At some point, the strategy holds, there will be enough infrastructure investment, enough amenities, enough public interest and enough constituency to attract large private development and investment, perhaps a university and a hotel and conference center, among other possibilities.
But the time is certainly not now.
“I can tell you that hotel players who have come to the island have said … ‘Yes, there’s a market in New York for a conference center, there’s no other space that can do it. Come back to us when you have an anchor tenant, corporate or educational,’” Ms. Koch said.
Any commitment by such an anchor tenant is also something for the long term, certainly unlikely to happen in the next few years. Still, there is one candidate that has talked quite openly about its interest in building on the island: New York University, which is creating a 25-year master plan that calls for 6 million square feet of expansion space.
“It’s certainly an attractive option for us,” said Alicia Hurley, an N.Y.U. vice president, saying that the school “would definitely” put in a bid on the site if GIPEC requested one.
The school is looking to develop about 1 million square feet of campus on the island, Ms. Hurley said, which would be mixed-use, with housing and academic space.
THE LARGEST CHALLENGE is a simple one: The amount of public money the island needs is extraordinary. So far, about $140 million has been spent or committed to infrastructure, including work on historic buildings, and almost nothing looks like it’s been done.

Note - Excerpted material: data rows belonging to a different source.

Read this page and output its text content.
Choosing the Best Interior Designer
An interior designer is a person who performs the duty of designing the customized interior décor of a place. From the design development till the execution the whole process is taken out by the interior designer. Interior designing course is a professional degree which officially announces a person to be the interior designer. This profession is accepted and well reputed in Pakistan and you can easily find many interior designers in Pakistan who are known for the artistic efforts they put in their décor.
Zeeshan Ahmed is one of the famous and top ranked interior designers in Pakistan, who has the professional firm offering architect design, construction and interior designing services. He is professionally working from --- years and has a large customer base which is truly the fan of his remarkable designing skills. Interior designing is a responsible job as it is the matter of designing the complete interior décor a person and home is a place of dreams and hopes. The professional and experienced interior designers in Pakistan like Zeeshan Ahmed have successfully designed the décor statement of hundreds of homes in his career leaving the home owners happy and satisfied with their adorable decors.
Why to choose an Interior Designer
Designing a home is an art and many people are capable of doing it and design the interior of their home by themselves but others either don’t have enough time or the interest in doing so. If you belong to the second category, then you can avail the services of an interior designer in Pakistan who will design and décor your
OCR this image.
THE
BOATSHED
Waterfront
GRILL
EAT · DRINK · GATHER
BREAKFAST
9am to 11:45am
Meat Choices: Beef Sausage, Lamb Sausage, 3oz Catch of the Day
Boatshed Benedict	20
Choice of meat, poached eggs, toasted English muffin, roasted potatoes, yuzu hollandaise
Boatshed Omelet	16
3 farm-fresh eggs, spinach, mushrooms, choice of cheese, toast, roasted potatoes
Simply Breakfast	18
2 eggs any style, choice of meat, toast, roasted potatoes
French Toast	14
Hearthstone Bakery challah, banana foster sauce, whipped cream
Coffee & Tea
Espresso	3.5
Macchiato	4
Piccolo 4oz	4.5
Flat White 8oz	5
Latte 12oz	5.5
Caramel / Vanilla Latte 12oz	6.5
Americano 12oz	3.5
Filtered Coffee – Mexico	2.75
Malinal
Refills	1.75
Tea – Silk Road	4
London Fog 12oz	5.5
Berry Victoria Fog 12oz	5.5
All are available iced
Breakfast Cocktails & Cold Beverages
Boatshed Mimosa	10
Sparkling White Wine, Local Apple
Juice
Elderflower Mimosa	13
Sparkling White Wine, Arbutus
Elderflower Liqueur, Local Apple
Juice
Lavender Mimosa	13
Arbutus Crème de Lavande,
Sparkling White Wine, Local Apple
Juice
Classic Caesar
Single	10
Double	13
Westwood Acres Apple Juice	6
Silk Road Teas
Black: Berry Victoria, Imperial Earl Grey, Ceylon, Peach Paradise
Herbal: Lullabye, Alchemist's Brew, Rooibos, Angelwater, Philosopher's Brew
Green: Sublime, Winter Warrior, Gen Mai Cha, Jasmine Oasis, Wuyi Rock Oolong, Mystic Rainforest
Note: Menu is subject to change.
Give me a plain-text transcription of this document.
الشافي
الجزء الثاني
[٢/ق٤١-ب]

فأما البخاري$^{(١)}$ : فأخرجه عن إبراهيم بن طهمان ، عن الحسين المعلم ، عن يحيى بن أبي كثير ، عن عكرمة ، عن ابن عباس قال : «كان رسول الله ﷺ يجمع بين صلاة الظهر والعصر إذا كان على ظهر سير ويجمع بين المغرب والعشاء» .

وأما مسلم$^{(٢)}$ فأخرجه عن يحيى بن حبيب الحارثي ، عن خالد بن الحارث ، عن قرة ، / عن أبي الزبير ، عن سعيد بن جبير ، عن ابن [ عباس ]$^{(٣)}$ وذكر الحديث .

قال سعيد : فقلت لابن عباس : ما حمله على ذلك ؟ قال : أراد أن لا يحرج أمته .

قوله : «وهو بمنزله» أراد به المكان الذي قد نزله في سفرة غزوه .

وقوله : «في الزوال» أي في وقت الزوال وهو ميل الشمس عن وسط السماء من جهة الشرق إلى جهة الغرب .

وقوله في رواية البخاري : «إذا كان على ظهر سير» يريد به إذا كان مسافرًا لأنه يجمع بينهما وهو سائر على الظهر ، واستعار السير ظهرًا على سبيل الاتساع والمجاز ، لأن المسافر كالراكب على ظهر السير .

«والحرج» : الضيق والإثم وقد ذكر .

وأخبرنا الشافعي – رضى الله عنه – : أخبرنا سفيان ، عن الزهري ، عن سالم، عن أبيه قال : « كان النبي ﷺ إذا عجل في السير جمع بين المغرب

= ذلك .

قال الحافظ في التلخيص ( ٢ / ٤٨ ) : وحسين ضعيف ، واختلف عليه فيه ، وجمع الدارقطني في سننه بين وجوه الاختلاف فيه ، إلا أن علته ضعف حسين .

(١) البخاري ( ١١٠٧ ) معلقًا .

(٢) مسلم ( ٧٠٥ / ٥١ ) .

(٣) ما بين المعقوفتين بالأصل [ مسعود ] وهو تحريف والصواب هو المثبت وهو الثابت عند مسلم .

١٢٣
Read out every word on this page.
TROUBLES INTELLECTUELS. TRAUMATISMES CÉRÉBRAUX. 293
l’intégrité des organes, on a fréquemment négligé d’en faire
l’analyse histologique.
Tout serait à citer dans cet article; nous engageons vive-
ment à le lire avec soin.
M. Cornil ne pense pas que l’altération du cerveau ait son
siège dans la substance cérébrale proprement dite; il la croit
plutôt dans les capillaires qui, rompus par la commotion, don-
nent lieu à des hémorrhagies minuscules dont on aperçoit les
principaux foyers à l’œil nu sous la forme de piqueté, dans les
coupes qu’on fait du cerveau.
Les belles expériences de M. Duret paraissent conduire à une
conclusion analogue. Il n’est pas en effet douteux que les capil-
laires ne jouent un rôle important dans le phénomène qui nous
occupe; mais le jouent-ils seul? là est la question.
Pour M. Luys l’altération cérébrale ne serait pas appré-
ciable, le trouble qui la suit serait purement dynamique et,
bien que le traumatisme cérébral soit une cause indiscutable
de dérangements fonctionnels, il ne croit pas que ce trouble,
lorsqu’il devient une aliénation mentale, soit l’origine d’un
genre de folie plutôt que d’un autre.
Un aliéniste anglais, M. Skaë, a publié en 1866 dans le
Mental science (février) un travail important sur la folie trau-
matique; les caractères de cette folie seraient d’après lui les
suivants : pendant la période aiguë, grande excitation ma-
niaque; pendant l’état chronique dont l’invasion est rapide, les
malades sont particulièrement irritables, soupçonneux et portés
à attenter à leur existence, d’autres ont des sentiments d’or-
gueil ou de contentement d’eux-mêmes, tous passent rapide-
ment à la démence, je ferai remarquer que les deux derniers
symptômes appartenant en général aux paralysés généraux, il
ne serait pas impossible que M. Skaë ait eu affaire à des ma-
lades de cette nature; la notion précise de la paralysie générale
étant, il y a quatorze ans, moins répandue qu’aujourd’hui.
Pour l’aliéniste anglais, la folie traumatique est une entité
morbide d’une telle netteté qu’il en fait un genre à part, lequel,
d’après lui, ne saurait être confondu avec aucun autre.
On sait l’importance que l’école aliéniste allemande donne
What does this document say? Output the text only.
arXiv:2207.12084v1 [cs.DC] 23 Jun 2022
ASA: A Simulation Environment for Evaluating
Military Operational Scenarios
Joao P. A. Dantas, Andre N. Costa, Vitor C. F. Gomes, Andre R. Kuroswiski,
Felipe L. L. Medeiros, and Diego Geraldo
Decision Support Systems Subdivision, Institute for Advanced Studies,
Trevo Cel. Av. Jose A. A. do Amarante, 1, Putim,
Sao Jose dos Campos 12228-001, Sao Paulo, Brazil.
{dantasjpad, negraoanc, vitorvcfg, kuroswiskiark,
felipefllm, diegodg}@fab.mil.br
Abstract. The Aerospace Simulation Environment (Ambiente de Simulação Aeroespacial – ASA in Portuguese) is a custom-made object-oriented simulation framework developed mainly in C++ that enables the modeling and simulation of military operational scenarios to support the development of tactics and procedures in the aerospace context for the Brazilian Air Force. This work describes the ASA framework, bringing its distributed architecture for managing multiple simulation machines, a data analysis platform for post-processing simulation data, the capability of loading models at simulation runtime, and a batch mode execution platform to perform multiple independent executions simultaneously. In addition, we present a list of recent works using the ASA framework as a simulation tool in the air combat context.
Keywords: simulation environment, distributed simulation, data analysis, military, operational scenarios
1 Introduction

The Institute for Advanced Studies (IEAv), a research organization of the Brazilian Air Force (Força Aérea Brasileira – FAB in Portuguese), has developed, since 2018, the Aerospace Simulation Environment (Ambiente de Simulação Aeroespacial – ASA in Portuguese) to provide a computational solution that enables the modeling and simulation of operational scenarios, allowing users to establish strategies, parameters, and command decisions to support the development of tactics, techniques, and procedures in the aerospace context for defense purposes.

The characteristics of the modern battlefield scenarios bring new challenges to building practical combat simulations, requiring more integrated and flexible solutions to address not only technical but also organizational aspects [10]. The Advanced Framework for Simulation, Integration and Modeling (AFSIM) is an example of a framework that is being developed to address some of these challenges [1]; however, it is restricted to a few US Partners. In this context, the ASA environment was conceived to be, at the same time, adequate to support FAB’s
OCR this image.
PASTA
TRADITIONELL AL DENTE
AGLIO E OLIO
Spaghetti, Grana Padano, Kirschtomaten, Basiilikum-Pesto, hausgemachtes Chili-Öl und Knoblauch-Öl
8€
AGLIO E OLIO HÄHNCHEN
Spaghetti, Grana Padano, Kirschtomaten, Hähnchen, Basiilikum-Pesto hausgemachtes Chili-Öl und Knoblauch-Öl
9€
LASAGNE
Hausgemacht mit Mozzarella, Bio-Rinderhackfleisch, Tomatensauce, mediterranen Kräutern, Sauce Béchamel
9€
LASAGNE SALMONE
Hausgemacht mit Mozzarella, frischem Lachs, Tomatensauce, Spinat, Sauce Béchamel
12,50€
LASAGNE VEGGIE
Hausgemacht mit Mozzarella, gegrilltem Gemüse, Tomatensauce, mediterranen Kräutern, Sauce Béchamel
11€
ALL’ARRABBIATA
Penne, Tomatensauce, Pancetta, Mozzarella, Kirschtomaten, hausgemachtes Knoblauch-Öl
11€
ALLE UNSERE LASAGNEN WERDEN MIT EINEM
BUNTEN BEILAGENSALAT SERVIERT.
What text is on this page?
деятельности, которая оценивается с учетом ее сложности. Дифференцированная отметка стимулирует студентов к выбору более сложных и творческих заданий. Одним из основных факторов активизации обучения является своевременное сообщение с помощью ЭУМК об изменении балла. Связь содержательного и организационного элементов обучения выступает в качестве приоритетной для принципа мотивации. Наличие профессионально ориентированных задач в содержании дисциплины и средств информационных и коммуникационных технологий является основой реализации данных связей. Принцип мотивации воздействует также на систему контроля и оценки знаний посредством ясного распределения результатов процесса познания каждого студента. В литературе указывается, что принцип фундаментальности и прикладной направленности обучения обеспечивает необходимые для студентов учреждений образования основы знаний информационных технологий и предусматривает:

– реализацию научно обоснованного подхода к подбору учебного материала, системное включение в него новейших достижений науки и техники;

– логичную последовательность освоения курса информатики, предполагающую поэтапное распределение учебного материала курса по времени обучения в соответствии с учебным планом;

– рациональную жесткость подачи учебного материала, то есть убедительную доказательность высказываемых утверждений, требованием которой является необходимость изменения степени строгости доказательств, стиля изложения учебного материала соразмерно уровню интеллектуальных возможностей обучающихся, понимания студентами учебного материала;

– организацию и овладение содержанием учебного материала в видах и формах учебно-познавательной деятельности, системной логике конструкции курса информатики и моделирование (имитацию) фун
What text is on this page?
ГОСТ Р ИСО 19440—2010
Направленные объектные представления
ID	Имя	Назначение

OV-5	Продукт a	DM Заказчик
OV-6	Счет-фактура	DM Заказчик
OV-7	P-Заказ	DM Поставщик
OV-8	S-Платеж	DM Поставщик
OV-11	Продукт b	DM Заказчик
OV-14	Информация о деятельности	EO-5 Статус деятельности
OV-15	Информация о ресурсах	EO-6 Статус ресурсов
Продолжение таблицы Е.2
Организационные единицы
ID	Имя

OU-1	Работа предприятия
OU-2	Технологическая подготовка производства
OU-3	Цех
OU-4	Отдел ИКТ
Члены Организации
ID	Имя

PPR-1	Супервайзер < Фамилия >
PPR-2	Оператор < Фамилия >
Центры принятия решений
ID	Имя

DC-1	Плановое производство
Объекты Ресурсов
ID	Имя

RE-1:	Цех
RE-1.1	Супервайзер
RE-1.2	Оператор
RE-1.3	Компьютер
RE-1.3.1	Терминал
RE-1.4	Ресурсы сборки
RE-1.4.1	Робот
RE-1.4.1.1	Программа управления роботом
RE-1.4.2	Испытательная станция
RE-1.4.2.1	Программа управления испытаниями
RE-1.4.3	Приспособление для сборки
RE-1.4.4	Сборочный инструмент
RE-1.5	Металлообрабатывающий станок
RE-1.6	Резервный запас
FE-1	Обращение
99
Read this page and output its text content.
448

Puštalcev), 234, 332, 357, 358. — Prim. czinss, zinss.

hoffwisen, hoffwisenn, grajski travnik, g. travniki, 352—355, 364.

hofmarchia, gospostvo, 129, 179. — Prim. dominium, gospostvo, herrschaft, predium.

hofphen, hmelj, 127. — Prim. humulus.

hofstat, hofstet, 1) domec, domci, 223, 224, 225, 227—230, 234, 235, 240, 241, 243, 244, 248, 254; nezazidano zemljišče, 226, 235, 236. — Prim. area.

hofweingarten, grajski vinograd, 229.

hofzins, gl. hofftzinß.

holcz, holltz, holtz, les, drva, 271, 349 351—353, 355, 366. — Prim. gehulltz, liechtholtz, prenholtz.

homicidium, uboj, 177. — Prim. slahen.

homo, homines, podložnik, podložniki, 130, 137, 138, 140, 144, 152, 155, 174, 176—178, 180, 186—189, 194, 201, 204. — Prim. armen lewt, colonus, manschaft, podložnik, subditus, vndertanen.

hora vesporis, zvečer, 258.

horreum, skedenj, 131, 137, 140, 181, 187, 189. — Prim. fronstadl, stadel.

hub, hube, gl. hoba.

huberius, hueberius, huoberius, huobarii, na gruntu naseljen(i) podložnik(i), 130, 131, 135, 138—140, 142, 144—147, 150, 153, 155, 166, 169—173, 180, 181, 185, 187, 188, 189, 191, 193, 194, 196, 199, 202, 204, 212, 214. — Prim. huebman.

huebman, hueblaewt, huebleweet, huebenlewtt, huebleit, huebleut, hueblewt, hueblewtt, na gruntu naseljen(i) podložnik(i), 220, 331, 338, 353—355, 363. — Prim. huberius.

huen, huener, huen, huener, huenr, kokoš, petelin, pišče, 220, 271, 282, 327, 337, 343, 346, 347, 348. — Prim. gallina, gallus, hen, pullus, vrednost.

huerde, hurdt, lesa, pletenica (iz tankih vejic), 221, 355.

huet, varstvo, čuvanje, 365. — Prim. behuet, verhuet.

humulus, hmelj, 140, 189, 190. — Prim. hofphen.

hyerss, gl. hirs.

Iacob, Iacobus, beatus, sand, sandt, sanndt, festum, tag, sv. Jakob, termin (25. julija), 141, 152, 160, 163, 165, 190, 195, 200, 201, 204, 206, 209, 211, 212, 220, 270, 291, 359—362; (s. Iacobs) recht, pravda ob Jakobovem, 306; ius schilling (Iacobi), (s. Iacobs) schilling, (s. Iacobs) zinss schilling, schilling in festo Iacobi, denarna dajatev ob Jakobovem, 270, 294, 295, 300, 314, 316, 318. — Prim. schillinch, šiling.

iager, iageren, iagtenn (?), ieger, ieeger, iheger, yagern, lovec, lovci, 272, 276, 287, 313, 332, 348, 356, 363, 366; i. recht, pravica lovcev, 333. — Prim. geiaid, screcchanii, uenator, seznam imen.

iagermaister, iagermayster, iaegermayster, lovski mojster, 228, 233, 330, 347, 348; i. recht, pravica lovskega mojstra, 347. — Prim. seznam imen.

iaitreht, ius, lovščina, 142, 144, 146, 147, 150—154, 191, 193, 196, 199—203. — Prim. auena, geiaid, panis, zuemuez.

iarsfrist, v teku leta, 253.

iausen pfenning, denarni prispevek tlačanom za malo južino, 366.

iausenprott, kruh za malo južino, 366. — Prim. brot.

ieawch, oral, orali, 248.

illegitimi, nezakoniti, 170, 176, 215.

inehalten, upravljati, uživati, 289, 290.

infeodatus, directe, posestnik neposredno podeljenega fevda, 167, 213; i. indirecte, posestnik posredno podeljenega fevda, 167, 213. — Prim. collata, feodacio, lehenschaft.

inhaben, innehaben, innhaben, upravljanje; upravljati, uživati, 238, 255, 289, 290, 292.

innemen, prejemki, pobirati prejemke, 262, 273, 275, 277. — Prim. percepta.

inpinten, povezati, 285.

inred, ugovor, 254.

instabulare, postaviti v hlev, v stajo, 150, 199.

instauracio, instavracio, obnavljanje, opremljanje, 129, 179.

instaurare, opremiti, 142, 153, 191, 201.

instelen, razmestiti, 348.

“A lot of that has gone into things that you can’t see as progress—preparing docks, preparing the sea walls, paving the roads,” Ms. Koch said. “We spent $1 million looking for sewers—to find them. I’m not exaggerating.”
The park would cost around $400 million, Ms. Koch said, and other infrastructure would likely be about $200 million, though some of that could be paid for by future tenants.
Those are grand figures to throw around when GIPEC has seen its city and state funding commitments fall in recent years. Two years ago, the city and the state between them committed $40 million for capital improvements for the island; this year, it is $20 million. For next year’s budget, the city has $7 million allocated for capital improvements; the state has not yet put out its budget.
Advocates support the approach, though few are bullish on any movement in the near term. Parts of Hudson River Park have been under construction for almost a decade, and it still is only about half-completed. And that park had other advantages—a vertical strip along the West Side highway that had the support of neighboring residents.
Many involved say a better model would be Battery Park City, which took decades and is just being completed now.
“The lesson of Battery Park City for me was, it takes a long time,” Ms. Koch said. She then asked rhetorically: “You know, will it take 40 years?”